Wednesday, June 10, 2020

Black lives matter

What with all the conflict in the world surrounding BLM I figured I should link to a black person writing about his struggles with police.  Neil DeGrasse Tyson wrote a piece on this topic, and one of the key things it nails is how racist policing can't be explained away by 'but the police need to question suspicious people' and similar attempts to ignore the problem.  Tyson's story includes an example of him being questioned for carrying books into a building on campus.  This isn't a thing you would imagine any police officer randomly getting involved with, except that Tyson is black, and the police felt sure that black people don't belong near a physics department.  That is for white people!

Here it is.

One thing I have found interesting in all this is looking at the way people talk about their proposed solutions.  'Defund the police' has become a refrain from the protesters, and I am totally behind that.

Sometimes I have seen people saying "Well, obviously we want to redirect most police funding to social workers, health workers, etc. and shrink the police force, but we don't want to *eliminate* police." but others truly want to get rid of police entirely.  No armed law enforcement at all.

You see similar arguments with regards to prisons.  Prison abolition strictly means no prisons, and some people advocate for exactly that, while others want significant reductions in prison populations.

I am certainly in the 'significant reductions' camp.  There are deeply evil people in the world that cannot be dealt with via fines, classes, apologies, or other similar techniques.  The Jeffrey Dahmers and Robert Picktons of the world can't just be left alone.  We need prisons for such people.

We also need armed law enforcement.  When somebody has a gun and is ready to shoot other people, we need people who are trained to fight them.

But we need so few of those people, and such a small amount of prison space.  The desperately evil and incorrigibly violent are rare.

Traffic control does not need to be overseen by armed law enforcement.  Responding to people who are drunk or high or otherwise causing a fuss does not require guns and clubs, it requires someone trained in social work.  There are so many police functions that simply should be overseen by somebody else, probably somebody with actual training that applies to the situation at hand.

We could reduce prisons populations and police personnel by 90% and it would make me happy.  We do need those both of those things for the extreme cases, but there are way too many cops and they are way too involved in everyone's everyday life.

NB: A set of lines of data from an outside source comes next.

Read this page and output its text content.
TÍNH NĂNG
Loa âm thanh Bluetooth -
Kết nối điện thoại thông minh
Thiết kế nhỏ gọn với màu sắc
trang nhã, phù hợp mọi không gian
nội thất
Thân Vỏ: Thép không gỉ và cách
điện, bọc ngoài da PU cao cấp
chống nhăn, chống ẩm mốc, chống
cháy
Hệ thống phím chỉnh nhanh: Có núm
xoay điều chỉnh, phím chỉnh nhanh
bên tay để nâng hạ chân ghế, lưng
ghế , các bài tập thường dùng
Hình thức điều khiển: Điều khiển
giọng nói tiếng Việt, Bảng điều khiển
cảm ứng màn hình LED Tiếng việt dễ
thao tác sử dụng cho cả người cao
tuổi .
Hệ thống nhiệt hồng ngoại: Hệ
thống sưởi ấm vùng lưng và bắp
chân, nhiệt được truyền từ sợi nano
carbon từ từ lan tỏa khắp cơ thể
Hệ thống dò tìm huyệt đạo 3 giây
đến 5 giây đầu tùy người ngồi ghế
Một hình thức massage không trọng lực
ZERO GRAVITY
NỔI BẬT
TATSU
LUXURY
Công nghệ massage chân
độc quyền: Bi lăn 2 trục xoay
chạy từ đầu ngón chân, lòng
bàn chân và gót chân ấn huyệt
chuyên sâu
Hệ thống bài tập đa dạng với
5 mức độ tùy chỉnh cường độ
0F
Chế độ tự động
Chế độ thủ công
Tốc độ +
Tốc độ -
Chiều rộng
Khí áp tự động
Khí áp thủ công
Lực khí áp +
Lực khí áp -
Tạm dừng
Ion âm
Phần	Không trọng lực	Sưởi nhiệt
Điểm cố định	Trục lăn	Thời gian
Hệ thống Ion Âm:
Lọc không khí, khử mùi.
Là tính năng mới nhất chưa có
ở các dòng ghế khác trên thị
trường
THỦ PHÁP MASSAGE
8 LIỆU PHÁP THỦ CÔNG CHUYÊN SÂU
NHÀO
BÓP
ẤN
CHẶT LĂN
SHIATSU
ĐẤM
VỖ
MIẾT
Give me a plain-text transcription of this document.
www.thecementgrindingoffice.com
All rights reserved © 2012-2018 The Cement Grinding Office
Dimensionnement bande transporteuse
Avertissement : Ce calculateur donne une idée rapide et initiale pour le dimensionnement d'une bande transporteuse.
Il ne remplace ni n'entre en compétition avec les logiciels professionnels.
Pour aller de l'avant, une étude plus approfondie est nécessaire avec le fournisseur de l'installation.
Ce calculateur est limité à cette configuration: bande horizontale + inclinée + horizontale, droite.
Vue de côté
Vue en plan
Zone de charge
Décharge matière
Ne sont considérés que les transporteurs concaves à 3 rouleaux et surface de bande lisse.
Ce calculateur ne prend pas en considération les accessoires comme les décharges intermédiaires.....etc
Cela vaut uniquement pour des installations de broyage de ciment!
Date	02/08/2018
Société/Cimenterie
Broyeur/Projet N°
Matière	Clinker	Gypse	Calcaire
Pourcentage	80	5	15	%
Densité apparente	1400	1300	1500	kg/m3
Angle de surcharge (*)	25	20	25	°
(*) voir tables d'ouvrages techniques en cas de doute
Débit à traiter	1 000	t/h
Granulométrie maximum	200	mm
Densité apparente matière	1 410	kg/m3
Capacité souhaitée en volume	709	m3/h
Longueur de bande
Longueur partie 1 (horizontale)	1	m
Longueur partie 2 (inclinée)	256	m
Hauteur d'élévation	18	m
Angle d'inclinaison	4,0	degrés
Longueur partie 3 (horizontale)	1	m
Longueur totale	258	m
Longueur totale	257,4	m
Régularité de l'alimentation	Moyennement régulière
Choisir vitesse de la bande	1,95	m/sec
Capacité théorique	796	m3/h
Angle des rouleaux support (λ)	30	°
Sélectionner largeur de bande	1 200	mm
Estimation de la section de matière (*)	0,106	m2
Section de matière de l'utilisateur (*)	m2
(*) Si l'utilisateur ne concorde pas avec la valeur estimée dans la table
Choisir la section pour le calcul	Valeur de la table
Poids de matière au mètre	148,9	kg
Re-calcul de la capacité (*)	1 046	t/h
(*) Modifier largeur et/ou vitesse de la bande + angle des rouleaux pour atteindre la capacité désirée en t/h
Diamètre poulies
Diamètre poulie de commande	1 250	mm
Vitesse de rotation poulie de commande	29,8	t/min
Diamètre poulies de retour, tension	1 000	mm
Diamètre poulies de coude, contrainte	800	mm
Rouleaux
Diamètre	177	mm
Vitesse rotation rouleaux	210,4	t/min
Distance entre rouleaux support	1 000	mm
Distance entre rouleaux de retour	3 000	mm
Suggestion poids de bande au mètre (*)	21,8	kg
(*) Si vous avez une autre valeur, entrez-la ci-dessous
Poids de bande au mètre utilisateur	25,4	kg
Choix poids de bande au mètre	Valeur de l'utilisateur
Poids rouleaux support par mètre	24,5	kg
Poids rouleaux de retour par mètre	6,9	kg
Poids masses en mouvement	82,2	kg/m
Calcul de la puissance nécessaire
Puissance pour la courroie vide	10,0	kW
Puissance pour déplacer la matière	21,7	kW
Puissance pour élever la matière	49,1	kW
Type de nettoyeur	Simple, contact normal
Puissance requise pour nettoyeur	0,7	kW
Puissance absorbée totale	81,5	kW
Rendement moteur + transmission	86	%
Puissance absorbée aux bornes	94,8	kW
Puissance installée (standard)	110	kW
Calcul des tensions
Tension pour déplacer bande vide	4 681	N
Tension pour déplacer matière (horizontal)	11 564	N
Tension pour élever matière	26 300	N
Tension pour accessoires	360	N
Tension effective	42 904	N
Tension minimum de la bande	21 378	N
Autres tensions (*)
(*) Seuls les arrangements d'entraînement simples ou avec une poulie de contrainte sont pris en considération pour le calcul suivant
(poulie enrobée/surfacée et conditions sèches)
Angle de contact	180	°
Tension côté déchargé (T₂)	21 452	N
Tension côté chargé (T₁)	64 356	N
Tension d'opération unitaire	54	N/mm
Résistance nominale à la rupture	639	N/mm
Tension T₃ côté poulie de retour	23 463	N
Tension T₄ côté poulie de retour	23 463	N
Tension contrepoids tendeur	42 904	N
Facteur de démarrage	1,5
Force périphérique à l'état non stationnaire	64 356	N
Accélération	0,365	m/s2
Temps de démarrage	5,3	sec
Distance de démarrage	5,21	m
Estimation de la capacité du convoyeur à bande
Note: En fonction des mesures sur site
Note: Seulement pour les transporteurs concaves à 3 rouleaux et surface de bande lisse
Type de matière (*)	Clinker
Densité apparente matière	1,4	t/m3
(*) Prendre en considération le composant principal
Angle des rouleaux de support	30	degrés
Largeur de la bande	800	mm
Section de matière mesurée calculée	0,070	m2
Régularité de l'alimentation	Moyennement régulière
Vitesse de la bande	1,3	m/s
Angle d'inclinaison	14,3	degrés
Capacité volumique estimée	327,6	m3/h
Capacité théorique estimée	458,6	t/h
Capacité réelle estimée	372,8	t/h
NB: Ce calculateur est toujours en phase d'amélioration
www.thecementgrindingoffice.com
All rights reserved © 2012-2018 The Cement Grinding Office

Changing how the police operate is certainly a good goal.  There are so many things we could do to try to reduce the damage police do in each interaction.  However, the simple fact is that we can do a tremendous amount of good by drastically slashing the number of interactions the police are involved in, and we do that by stripping away the vast majority of their budget and putting it towards programs that bring far greater benefits and far fewer problems.

1 comment:

  1. Great blog, and I enjoyed it, as usual. I see some of the ins and outs of policing in my work in the ER. And I agree that much of the work they are tasked with could be offloaded to those with more specific or different training, or addressed in a more collaborative way. We have a police officer-social worker team who go out on calls together which is very effective. The only point I disagree with is that those who are drunk or high can be managed by a social worker and not someone able and ready to exert physical control if the situation becomes dangerous. I, and my colleagues in the ER have been hurt, or nearly hurt by people who are intoxicated. When people's brains are hijacked by substances (particularly stimulants) there is often no amount of verbal de-escalation that will work as their higher reasoning centres are offline. I think the combo team however, of someone specialized in counselling, crisis management and de-escalation along with someone trained to protect the person from themselves, and others from them during the process of intoxication or withdrawal is a great way to proceed and should become more mainstream.